Werte Frau Staffler, Ihre Aussage im Bundestag zur Pflegestufe 1 "Das birge doch die Gefahr noch immobiler zu werden. Gerade im Alter sei Bewegung enorm wichtig, um den Kreislauf zu stärken und dem Muskulaturabbau entgegenzuwirken", finde ich unverschämt. Es gibt Erkrankungen, die das einfach nicht zulassen.Es gibt Schwerbehinderte, die auf solche geringe Hilfen angewiesen sind um noch selbstständig leben zu können. Ich bin gering Hilfsbedürftig, Ihre Aussage hat mich sehr verletzt. Bei Pflegegrad 1 kann man sich gerade eine Putzfrau für 3 Stunden im Monat leisten. Für die meisten bereits eine große Hilfe. Sie sind Jung und anscheinend sehr gesund. Wie kommen Sie zu dieser geringschätzenden Aussage?
Sehr geehrte Frau K.,
vielen Dank für Ihre Nachricht, in der Sie mir Ihre Enttäuschung über meine Aussage zum Pflegegrad 1 mitteilen.
Für mich ist klar: Wer Unterstützung braucht, soll sie bekommen. Doch Hilfe darf nicht beliebig sein. Sie muss passgenau, unterstützend und vor allem vorbeugend wirken.
Passgenau heißt für mich: die richtige Hilfe zur richtigen Zeit – auch im Haushalt oder bei den alltäglichen Hilfen.
Wichtig sind vor allem aber auch Prävention und Gesundheitsförderung - grundsätzlich und in jedem Alter. Der Pflegegrad 1 wurde 2017 mit dem Ziel eingeführt, dass Menschen zu einem möglichst frühen Zeitpunkt gezielte Hilfen und Präventionsangebote erhalten. Ich wünsche mir, dass wir die Potentiale durch Reha und Prävention in der Versorgung noch viel stärker nutzen. Gerade im Bereich der häuslichen Pflege, wenn nur ein geringer Pflegegrad vorliegt, gibt es oft viel Spielraum, die Selbstständigkeit und Beweglichkeit langfristig zu erhalten und zu fördern. Ziel ist es, auch im Alter und trotz Einschränkungen, so lange wie möglich selbstbestimmt und aktiv im eigenen zu Hause leben zu können. Das ist der Wunsch der meisten Menschen.
Sicherlich gibt es auch Personen im Pflegegrad 1 bei denen eine Haushaltshilfe durchaus sinnvoll ist. Ich möchte betonen, dass ich mir der Lebenssituation und der besonderen Herausforderungen von Menschen mit Pflegebedarf aus eigenem Erleben sehr bewusst bin.

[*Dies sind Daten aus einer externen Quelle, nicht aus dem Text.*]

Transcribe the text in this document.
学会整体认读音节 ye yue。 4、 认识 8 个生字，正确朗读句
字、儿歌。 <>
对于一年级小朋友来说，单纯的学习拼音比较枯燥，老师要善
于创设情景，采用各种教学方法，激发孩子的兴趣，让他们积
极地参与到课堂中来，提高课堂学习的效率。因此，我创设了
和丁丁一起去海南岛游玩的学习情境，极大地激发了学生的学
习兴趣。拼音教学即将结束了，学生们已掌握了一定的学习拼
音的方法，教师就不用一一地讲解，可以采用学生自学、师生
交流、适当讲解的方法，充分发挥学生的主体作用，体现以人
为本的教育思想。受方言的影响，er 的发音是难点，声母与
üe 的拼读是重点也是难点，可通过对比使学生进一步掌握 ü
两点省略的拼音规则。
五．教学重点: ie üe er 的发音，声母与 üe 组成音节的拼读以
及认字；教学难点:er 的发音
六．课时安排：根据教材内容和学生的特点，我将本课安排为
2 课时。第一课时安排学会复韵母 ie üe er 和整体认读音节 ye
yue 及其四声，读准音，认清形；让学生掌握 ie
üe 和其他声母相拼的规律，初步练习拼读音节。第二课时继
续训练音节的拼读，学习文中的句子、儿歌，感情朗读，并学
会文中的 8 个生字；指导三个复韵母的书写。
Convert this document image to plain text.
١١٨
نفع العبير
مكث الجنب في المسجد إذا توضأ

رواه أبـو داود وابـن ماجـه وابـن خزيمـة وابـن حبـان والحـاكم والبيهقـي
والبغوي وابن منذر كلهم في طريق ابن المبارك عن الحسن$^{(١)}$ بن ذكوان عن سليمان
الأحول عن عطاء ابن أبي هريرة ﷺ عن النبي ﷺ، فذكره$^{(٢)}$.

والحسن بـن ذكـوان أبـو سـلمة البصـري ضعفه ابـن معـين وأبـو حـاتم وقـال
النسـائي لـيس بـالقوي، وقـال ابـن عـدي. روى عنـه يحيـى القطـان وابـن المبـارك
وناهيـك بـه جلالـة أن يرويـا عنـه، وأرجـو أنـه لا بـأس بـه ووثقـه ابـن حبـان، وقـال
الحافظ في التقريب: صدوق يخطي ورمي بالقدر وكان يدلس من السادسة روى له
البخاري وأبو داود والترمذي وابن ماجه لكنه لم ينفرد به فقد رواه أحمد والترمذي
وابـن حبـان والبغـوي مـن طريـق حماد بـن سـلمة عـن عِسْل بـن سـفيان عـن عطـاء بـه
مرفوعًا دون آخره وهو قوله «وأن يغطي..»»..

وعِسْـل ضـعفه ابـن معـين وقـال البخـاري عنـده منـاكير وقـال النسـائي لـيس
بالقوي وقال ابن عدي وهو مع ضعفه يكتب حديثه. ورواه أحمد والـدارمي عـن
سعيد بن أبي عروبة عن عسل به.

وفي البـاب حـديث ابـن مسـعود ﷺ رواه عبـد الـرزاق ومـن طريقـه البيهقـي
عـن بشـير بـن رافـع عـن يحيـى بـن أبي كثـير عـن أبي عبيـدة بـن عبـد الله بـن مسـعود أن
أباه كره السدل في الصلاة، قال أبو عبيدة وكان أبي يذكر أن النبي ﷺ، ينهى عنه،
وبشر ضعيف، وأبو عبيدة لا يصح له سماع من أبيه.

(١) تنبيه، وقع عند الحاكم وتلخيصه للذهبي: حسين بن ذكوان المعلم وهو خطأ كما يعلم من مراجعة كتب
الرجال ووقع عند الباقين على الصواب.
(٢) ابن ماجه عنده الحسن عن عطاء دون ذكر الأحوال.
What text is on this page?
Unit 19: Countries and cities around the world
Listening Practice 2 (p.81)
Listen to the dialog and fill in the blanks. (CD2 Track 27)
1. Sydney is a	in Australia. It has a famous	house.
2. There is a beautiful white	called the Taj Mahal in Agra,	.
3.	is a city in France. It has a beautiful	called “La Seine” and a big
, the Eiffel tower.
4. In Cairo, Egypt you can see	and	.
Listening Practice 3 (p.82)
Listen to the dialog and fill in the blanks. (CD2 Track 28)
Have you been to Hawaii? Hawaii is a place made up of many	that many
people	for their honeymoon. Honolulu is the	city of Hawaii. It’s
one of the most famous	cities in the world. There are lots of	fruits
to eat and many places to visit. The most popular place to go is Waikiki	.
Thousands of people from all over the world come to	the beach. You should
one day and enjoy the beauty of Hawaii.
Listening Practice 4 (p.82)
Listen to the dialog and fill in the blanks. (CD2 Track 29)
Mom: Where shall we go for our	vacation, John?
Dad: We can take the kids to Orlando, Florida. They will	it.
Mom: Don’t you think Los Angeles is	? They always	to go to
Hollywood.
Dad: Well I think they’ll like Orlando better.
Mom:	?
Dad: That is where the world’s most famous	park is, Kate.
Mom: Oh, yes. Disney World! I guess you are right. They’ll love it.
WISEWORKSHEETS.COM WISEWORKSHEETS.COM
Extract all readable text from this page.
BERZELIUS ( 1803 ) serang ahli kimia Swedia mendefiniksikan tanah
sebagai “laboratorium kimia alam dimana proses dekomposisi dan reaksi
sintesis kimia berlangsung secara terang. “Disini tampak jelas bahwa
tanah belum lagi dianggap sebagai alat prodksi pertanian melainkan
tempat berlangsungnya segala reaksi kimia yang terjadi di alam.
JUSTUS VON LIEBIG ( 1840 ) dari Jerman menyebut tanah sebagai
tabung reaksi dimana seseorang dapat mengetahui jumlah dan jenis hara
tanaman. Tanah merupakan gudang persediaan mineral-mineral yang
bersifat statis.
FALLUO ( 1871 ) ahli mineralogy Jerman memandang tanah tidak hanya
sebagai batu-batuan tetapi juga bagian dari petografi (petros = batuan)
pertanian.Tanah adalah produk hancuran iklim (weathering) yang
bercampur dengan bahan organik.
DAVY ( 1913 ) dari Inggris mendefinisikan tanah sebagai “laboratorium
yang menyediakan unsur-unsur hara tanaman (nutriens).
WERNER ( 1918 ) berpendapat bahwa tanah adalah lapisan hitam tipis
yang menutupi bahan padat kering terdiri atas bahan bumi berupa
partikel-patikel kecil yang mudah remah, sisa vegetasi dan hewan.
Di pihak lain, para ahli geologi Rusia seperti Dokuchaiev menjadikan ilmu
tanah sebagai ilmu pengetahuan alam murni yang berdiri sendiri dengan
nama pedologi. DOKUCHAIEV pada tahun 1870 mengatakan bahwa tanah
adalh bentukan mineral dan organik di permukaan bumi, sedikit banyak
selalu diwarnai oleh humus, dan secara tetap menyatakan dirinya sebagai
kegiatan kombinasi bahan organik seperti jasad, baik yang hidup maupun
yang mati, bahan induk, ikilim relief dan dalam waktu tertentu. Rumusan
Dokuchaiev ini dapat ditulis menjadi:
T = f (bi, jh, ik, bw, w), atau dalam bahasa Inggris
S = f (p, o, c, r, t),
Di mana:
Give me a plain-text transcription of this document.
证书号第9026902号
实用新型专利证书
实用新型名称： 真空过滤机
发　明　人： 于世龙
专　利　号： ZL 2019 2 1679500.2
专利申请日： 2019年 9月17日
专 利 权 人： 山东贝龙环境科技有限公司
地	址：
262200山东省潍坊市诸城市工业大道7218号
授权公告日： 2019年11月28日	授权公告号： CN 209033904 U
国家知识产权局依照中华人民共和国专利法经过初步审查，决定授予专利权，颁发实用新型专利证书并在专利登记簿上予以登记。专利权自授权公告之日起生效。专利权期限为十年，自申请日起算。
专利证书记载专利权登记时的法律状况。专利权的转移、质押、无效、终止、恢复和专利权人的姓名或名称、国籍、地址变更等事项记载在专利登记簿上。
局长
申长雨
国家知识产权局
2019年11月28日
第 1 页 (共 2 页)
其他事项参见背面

In meiner Aussage zur Diskussion um den Pflegegrad 1 geht es vor allem darum, stets den Einzelfall zu betrachten, zu erörtern und zu entscheiden, was für die Betroffenen ganz individuell und nachhaltig am meisten Sinn macht.
Seien Sie jedoch gewiss, dass ich Menschen im Pflegegrad 1 definitiv nicht als passiv oder untätig darstellen wollte. Im Gegenteil, ich sehe mit individueller Hilfe großes Potential in der Prävention, um Selbstständigkeit zu erhalten und weitere Pflegebedürftigkeit aufzuhalten.
Ich hoffe, ich konnte ihnen mit diesen Informationen helfen, meine Aussage besser einzuordnen.